Şimdi ben böyle söyleyince, Sayın Erdoğan’ın sinirleri bozulacak. Hemen ‘Yurt sayısını, 20 yılda 190’dan 769’a çıkardık’ diyecek. Biliyorsunuz Türkiye’nin en büyük şantiye şefi sayın Erdoğan. İnşaatları konusunda çok hassastır. İnşaat kelimesinin i’sini söylediğinizde cıs olur. Malum kendisinin en büyük meziyeti önceki hükümetlerden daha fazla inşaat yapmış olmaktır. Sayın Erdoğan şimdiden söyleyeyim, istatistiklerini kendine sakla hiç kendini yorma yurtlar yeterli mi değil mi onun cevabını ver. Ama veremezsin. Yapılması gerekeni biliyorsun ama kılını bile kıpırdatmıyorsun.”
“Devlet yurtları neden var? Fırsat eşitliği için var. Parası olanla, parası olmayan, eşit şartlarda okuyabilsin diye var. Ama özellikle son 3 yılda, bu aziz millete, öyle bir yokluk yaşattın ki; ailelerin artık özel yurtlara verecek paraları yok. Kiralar arttıkça arttı. Öğrencilerin kirada oturacak paraları yok. Bugün yurt bulamadığı için üniversiteye gidemeyen öğrenci var mı? Var. Ev bulamayıp sokakta kalan var mı? O da oldu. 2 odalı evin kirasını, 8 kişi bölüşen gençler var mı? O da var.Devlet yurtlarında, 10 kişilik koğuşlarda kalanlar var mı? O da var. Hâl böyleyken, sen bu sorunu çözmüş gibi caka satamazsın.
“Biz ne diye, bu kadar çok vergi ödüyoruz? Sen, bu çocuklara kalacak yer bulacaksın”
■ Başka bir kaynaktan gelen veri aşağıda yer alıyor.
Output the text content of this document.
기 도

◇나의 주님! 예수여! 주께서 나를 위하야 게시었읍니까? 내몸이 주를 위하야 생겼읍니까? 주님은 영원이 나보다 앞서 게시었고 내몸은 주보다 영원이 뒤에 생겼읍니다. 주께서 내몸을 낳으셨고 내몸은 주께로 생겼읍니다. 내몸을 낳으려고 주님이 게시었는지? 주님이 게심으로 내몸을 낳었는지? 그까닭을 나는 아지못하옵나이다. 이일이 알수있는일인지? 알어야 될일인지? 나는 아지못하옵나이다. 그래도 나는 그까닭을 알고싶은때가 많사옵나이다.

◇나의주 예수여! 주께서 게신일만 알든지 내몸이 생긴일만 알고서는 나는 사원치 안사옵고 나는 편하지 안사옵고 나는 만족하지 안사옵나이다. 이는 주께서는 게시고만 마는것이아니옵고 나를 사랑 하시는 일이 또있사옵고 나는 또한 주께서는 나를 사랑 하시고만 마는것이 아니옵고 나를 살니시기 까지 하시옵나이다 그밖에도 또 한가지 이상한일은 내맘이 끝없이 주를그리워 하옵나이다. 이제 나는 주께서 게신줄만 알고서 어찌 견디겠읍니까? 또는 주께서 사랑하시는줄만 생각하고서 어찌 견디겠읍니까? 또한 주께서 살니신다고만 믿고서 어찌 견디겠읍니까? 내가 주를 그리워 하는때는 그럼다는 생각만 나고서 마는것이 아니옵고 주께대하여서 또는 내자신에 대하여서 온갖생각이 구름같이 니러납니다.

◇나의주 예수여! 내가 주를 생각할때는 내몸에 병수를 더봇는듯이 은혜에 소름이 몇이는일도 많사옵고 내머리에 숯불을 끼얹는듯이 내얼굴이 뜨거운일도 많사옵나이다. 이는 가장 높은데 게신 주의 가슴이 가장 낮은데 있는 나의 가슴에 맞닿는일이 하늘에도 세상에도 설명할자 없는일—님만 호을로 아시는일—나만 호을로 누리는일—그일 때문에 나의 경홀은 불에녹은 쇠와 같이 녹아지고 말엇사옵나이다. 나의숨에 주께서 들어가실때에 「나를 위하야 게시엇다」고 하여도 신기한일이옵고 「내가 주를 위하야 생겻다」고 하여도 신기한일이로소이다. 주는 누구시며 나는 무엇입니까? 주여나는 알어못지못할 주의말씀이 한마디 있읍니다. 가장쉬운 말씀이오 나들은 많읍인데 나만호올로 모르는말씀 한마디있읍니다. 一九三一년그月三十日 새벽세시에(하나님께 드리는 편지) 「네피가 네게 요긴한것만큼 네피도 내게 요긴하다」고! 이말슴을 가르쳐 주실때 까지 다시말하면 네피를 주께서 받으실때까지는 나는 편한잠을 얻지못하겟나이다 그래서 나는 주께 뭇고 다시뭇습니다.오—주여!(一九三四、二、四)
Sayın Erdoğan; biz ne diye, bu kadar çok vergi ödüyoruz? Ne diye, KDV ödüyoruz? Maaşlarımızdan, ne diye vergi kesiliyor? Bir araba satın alınca, 2 araba parası vergiyi ne diye ödüyoruz? Elektrik faturasında, 5 kalem vergiyi, ne diye ödüyoruz? Sen sarayda sefa sür diye değil. Danışmanlarına 5 maaş ver diye değil. 5’li çetenin borçlarını affet diye değil. Yandaşların, dolarlarını zarar etmeden bozsun diye de değil. Biz o kadar vergiyi; Bir tane öğrencimiz bile, eğitimden mahrum kalmasın diye ödüyoruz. O zaman sen, bu çocuklara kalacak yer bulacaksın. 700 bin yatak kapasitesi yetmiyorsa, bunu 800 bine çıkaracaksın. 800 bin yetmiyorsa, 900 bine çıkaracaksın. Yani, işini yapacaksın. Bu kadar basit.”
“Barınma sorunu yaşayan, dar gelirli öğrencilerimizi göz göre göre, FETÖ’nün kucağına itenler, bunun da hesabını vermek zorunda”
“Gelin yine, veriler ile konuşalım. Bahsettiğim gibi, Türkiye’de özel yurtların sayısı, devlet yurtlarının 6 katı. Peki, bu özel yurtların, en çok kapatıldığı yıl, sizce hangi yıl? Demokrasi tarihimize, kara bir leke olarak geçen, milletimizin devletini sokaktan toplamak zorunda kaldığı,15 Temmuz, hain darbe teşebbüsünün olduğu yıl, yani 2016. 2016-2017 öğretim yılında, özel yurt sayısı, 4741’den 3900’lere kadar düşüyor. Yani 900’e yakın, birçoğu FETÖ terör örgütüne ait özel yurt, kapatılıyor. Bahsettiğim gibi, Türkiye’de özel yurtların sayısı, devlet yurtlarının 6 katı. Peki, bu özel yurtların, en çok kapatıldığı yıl, sizce hangi yıl? Demokrasi tarihimize, kara bir leke olarak geçen, milletimizin devletini sokaktan toplamak zorunda kaldığı, 15 Temmuz, hain darbe teşebbüsünün olduğu yıl, yani 2016. 2016-2017 öğretim yılında, özel yurt sayısı, 4741’den 3900’lere kadar düşüyor. Yani 900’e yakın, birçoğu FETÖ terör örgütüne ait özel yurt, kapatılıyor.”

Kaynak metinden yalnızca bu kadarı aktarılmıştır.